137 Views Asked by At

Let $f:\mathbb{R}^n\to \mathbb{R}$ that $f=\frac{1}{2}\|(Ax-b)_+\|^2$, where $A\in\mathbb{R}^{m\times n}$, $b \in \mathbb{R}^m$ and if $x\in \mathbb{R}^n$: $((x)_+)_i=max\{0,x_i\}$.

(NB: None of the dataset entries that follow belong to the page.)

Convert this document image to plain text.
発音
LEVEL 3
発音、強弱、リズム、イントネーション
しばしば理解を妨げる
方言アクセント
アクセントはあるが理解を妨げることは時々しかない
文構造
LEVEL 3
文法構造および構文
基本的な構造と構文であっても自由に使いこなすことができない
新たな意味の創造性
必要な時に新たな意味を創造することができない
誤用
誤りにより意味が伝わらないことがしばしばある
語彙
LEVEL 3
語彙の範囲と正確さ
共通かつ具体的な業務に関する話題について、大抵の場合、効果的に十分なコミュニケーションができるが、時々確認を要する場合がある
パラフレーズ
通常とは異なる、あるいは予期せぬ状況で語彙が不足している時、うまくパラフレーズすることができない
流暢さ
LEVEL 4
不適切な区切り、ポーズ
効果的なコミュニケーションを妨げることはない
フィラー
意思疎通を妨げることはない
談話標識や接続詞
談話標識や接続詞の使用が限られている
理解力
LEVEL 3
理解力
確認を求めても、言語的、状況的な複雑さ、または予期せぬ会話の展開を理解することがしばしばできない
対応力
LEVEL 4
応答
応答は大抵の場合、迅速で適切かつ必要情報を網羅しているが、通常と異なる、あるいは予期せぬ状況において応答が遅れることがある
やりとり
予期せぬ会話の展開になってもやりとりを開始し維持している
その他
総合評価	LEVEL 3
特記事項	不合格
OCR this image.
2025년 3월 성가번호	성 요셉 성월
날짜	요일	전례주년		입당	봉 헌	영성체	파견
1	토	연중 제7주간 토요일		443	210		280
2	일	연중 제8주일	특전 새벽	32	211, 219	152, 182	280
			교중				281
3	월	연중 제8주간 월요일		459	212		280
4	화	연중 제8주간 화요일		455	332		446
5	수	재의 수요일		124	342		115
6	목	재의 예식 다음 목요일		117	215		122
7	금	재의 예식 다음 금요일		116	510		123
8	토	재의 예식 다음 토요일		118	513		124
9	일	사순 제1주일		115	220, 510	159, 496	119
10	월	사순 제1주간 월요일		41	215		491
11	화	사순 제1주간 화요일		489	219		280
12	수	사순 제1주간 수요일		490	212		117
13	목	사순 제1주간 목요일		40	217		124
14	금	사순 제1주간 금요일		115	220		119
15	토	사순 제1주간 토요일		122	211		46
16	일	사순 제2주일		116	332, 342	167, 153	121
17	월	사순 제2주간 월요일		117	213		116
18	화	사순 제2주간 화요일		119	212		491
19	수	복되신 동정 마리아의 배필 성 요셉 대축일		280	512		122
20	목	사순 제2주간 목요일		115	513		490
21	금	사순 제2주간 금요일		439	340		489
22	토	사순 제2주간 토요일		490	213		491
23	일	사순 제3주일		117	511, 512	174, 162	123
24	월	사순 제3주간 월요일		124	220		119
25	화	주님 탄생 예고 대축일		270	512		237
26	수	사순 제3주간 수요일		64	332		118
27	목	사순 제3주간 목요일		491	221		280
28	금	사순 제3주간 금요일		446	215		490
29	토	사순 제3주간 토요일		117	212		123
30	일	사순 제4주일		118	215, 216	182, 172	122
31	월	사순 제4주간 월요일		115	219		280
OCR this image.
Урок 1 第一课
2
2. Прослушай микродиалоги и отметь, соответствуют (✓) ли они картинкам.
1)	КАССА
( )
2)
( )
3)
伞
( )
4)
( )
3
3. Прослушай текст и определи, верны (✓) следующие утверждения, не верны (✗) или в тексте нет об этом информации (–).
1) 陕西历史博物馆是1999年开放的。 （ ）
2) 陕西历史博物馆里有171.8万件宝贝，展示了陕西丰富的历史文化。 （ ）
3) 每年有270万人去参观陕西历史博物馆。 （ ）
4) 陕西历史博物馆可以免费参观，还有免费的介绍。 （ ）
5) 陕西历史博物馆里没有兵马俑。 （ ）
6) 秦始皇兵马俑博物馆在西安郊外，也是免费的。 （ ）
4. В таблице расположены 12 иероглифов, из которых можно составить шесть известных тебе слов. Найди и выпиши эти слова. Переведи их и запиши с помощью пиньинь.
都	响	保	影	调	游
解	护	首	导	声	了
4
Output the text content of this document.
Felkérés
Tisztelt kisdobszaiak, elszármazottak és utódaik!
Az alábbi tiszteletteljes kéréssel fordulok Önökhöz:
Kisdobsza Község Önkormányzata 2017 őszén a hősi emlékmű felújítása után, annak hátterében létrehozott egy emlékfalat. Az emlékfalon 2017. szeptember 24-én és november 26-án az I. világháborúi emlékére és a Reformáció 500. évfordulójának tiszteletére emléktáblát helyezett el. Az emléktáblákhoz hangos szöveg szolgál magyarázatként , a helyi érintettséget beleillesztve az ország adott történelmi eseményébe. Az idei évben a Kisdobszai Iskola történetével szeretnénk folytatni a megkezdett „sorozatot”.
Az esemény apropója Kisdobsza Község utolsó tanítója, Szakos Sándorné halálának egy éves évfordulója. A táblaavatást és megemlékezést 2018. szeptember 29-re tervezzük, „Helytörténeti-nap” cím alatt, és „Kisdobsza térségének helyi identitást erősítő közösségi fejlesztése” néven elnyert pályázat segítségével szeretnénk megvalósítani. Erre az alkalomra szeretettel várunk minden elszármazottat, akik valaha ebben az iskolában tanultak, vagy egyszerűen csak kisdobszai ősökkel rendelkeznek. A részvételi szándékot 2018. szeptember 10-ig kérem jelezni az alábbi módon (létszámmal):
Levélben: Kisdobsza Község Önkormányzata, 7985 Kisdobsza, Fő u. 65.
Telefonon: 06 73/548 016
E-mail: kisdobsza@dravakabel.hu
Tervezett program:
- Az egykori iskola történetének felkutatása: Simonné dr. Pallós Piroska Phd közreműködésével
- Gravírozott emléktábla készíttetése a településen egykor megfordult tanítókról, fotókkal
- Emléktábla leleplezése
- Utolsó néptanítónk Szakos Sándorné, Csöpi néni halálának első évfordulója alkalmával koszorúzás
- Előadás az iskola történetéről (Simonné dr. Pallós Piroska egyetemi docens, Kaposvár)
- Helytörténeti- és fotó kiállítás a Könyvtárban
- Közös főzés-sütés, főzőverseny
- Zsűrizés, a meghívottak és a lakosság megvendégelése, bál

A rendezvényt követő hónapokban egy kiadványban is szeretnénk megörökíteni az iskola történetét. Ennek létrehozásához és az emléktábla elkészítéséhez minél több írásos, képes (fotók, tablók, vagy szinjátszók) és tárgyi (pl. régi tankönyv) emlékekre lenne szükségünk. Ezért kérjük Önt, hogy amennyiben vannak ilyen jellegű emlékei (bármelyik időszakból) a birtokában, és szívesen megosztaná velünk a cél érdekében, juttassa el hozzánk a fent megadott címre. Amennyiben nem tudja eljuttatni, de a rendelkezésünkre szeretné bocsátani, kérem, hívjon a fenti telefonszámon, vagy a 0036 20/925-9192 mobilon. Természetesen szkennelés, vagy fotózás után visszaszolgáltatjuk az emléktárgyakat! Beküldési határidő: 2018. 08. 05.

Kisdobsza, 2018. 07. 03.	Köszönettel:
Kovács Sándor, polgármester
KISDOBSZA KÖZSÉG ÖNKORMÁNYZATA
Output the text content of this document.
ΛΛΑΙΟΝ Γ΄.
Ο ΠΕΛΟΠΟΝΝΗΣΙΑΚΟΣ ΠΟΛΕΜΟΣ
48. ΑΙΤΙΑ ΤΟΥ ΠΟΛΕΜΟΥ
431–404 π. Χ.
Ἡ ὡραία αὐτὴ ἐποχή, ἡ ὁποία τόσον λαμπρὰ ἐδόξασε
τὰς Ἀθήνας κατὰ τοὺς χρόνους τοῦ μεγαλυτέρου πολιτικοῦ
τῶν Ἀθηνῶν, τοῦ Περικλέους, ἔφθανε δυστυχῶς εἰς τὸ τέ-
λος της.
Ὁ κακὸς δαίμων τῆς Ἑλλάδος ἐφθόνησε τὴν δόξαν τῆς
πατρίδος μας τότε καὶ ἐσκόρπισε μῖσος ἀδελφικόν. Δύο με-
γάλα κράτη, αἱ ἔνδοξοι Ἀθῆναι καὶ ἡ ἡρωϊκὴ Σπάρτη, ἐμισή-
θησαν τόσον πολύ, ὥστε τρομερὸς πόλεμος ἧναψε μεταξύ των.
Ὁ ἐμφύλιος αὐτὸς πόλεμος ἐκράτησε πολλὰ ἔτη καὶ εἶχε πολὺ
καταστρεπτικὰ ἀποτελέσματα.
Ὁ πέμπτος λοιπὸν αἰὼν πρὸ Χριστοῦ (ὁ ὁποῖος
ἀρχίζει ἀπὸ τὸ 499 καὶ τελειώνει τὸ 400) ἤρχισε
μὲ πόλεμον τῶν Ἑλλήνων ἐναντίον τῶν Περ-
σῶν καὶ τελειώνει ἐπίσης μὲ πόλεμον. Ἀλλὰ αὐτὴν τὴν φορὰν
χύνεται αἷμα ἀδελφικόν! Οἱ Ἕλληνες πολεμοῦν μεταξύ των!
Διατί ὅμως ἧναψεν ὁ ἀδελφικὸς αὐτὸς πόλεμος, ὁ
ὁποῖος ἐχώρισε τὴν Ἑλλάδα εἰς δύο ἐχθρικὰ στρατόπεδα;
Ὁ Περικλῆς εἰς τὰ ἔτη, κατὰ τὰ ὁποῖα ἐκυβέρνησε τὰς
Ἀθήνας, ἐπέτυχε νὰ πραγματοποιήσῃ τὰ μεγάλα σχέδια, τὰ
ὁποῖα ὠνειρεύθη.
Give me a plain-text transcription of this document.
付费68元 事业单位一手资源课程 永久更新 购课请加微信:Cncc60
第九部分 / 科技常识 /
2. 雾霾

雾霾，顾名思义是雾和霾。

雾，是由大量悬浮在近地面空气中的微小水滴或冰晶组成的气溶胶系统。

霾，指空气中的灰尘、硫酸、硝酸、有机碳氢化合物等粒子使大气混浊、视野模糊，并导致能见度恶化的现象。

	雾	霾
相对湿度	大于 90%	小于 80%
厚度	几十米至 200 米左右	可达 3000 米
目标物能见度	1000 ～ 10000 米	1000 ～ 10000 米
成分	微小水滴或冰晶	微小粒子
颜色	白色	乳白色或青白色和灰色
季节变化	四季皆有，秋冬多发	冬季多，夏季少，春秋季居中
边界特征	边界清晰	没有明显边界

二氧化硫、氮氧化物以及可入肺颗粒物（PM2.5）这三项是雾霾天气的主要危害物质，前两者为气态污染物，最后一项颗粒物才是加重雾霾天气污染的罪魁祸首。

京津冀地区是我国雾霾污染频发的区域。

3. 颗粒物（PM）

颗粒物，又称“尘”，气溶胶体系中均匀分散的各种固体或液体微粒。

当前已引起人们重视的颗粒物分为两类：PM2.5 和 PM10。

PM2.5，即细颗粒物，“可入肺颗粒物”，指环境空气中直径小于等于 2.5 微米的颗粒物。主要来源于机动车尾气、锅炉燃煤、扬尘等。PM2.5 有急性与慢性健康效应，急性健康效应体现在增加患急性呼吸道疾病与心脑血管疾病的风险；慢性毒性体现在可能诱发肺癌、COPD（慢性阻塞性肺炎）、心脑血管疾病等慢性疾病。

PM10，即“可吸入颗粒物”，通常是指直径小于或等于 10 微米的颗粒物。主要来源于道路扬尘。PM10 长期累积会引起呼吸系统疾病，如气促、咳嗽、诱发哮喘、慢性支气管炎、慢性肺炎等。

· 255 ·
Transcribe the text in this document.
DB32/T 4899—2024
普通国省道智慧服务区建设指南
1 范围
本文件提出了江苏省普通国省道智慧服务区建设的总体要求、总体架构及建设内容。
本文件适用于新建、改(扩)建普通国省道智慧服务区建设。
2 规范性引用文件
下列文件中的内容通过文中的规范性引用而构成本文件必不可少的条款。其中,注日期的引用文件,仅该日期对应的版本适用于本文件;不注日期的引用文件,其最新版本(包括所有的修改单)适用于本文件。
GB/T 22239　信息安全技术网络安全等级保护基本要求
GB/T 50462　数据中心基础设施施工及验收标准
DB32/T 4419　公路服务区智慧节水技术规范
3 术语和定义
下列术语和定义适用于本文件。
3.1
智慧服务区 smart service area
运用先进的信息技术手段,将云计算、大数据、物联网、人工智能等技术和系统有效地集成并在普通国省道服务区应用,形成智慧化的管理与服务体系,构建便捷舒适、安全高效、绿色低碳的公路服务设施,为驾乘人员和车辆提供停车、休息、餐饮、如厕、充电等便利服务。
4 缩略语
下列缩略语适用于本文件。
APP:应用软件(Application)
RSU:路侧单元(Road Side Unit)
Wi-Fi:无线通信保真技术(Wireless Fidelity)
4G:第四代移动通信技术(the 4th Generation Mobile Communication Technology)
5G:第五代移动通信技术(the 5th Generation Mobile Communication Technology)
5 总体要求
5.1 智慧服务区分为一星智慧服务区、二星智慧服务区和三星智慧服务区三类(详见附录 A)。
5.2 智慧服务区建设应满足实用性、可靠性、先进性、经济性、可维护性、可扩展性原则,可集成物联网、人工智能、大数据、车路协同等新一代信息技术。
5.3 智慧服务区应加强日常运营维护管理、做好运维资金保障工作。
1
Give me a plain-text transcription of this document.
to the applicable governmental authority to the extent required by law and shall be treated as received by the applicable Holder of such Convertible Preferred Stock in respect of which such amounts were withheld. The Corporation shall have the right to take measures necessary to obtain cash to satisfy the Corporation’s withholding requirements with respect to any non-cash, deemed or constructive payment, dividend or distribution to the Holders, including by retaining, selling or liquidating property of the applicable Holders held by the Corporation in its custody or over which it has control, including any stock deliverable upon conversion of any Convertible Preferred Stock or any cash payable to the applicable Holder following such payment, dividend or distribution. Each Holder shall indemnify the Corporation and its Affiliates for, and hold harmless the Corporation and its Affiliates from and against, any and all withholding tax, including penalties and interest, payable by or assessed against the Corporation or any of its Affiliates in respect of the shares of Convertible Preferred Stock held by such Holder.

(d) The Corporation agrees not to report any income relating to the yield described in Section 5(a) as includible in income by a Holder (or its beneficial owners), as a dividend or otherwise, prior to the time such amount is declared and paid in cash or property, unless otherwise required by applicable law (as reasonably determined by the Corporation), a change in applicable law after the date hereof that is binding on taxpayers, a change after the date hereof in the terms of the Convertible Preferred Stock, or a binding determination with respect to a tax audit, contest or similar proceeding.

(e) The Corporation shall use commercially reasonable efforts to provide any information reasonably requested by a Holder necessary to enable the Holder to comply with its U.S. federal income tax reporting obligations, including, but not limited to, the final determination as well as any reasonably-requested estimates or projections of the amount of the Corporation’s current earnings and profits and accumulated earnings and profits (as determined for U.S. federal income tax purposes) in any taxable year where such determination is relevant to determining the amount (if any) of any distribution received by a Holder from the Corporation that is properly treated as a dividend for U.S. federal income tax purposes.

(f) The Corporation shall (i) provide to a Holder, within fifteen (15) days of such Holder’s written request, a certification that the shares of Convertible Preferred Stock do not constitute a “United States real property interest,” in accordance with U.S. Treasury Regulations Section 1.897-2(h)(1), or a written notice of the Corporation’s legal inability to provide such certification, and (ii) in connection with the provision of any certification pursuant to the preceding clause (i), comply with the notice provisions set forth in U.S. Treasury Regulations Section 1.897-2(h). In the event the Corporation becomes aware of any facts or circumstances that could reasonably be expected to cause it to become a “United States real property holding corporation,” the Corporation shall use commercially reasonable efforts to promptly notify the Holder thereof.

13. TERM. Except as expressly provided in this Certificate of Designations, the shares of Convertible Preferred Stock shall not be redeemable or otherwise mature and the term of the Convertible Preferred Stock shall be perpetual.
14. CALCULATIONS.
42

I think the gradient of this function is as bellow: \begin{equation} \nabla f(x)=A^T(Ax-b)_+ \end{equation} is It true?

2

There are 2 best solutions below

0
On

Note that $f(x) = g(h(x))$, where $h(x) = Ax - b$ and $$ g(u) = \frac12 \| u_+ \|^2 = \frac12\max(u_1,0)^2 + \cdots + \frac12\max(u_m,0)^2. $$ The function $g$ is certainly differentiable, and $$ g'(u) = u_+^T. $$ Also, the derivative of $h$ is $h’(x) = A$. By the chain rule, $f$ is differentiable and $$ f'(x) = g'(h(x)) h'(x) = (Ax - b)_+^T A. $$ If we use the convention that $\nabla f(x)$ is a column vector, then $$ \nabla f(x) = f'(x)^T = A^T(Ax - b)_+. $$ This confirms that $f$ is a differentiable function and the formula you gave in your question is correct.

0
On

matrixcalculus.org can derivate this and similar functions. I wrote OP's function as 1/2*norm2(relu(A*x-b))^2 there and got

function: $$f = \frac{1}{2}\|\mathrm{relu}(A\cdot x-b)\|_2^{2}$$

gradient: $$\frac{\partial f}{\partial x} = A^\top \cdot (\mathrm{relu}(A\cdot x-b)\odot \mathrm{relu}(\mathrm{sign}(A\cdot x-b))).$$ Here $\mathrm{relu}$ is OP's $x \mapsto x_+$, $\odot$ is elementwise multiplication, $\mathrm{sign}$ is elementwise sign.